Elmore Leonard, a masterful crime novelist whose razor-sharp dialogue and indelibly realized lowlifes earned him an unusual mix of mass-market appeal and highbrow acclaim, died Tuesday at his home in Bloomfield Township, Mich. He was 87.
The cause was complications from a stroke, said his researcher, Gregg Sutter.
A diligent, unpretentious writer who worked in relative obscurity for many years, Leonard went on to influence a generation of crime writers, whose sales may have eclipsed his but whose adoration of him never waned.
His lean, violent stories also served up choice film vehicles for actors including Paul Newman (Hombre), John Travolta (Get Shorty), George Clooney and Jennifer Lopez (Out of Sight), Charles Bronson (Majestyk), Roy Scheider (52 Pick-Up) and Pam Grier (Jackie Brown).
What made Leonard stand out among other chroniclers of crime and punishment was his voice – laconic, funny, unsentimental – and his ruthlessly coherent vision of life in the lower depths.
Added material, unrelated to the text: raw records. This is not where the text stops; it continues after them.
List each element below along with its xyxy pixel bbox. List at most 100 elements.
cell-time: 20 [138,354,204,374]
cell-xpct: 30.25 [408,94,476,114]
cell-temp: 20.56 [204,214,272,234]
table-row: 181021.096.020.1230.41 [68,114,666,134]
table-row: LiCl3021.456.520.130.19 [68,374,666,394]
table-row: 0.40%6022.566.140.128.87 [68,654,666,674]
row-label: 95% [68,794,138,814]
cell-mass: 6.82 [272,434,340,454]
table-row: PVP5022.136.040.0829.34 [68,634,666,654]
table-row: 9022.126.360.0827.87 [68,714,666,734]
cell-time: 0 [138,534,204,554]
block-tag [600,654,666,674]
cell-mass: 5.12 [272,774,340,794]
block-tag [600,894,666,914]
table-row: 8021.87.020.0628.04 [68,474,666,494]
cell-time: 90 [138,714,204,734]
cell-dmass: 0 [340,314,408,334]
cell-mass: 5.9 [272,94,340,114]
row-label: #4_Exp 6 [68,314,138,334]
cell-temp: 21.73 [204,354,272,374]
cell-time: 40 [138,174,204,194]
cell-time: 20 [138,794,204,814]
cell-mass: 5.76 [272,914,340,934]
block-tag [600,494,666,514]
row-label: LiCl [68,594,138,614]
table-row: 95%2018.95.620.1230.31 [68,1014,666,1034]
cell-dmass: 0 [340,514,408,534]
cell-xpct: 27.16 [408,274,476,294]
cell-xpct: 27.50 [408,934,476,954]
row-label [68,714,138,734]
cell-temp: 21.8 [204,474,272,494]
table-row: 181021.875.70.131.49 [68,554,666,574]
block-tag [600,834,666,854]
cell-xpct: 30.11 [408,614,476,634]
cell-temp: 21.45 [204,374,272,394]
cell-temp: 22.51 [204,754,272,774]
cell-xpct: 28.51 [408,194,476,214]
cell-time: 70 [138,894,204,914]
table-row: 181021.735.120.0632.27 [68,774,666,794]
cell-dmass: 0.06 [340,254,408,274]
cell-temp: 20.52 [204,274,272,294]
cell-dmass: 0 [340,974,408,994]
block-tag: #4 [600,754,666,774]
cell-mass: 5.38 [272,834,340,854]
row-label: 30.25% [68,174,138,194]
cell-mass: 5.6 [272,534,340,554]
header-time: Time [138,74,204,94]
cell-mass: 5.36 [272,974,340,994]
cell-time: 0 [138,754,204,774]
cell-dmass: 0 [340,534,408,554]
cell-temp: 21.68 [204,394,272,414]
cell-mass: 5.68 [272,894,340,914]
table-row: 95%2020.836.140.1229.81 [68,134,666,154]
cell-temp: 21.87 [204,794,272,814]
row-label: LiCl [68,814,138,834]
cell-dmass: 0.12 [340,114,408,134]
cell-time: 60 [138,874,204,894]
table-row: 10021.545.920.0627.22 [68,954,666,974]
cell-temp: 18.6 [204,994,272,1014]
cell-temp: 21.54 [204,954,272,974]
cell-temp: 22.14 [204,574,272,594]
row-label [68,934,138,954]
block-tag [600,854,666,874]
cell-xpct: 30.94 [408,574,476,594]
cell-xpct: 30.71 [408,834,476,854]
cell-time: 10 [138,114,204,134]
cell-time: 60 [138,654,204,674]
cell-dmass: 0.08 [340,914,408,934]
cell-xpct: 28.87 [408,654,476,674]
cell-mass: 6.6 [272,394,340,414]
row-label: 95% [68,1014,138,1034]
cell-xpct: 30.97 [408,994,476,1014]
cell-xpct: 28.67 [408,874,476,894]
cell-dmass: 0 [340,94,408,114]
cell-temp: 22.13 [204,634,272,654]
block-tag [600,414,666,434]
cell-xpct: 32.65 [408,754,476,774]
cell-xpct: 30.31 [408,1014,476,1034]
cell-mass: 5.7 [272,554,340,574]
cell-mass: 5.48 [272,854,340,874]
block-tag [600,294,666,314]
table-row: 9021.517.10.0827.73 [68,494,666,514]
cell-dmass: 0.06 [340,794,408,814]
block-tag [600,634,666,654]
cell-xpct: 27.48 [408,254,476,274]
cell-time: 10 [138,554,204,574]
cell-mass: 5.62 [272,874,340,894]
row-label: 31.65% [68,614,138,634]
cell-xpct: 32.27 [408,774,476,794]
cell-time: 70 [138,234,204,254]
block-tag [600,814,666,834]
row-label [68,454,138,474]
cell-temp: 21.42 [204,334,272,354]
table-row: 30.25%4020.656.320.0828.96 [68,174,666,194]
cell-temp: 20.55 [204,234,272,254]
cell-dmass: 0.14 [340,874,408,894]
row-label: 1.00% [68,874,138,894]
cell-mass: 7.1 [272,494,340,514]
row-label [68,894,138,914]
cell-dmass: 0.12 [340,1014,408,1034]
As described in a 2008 Washington Post profile, Leonard’s world is populated by cops who aren’t exactly good, crooks who aren’t exactly bad, and women who have an eye for the in-between.
Leonard was a quiet, reserved, owlishly bespectacled man who lived in the Detroit suburbs and sported Kangol caps and tweed jackets.
Although critics tended to lump him into the hard-boiled detective school of Dashiell Hammett, Raymond Chandler and Ross McDonald, Leonard resisted the tag of mystery writer, pointing out that his work lacks anything in the way of puzzles.
I develop characters, and I’m not sure where they’re going until I get to know them. In fact, I seldom know before I’m halfway through what the thing is about.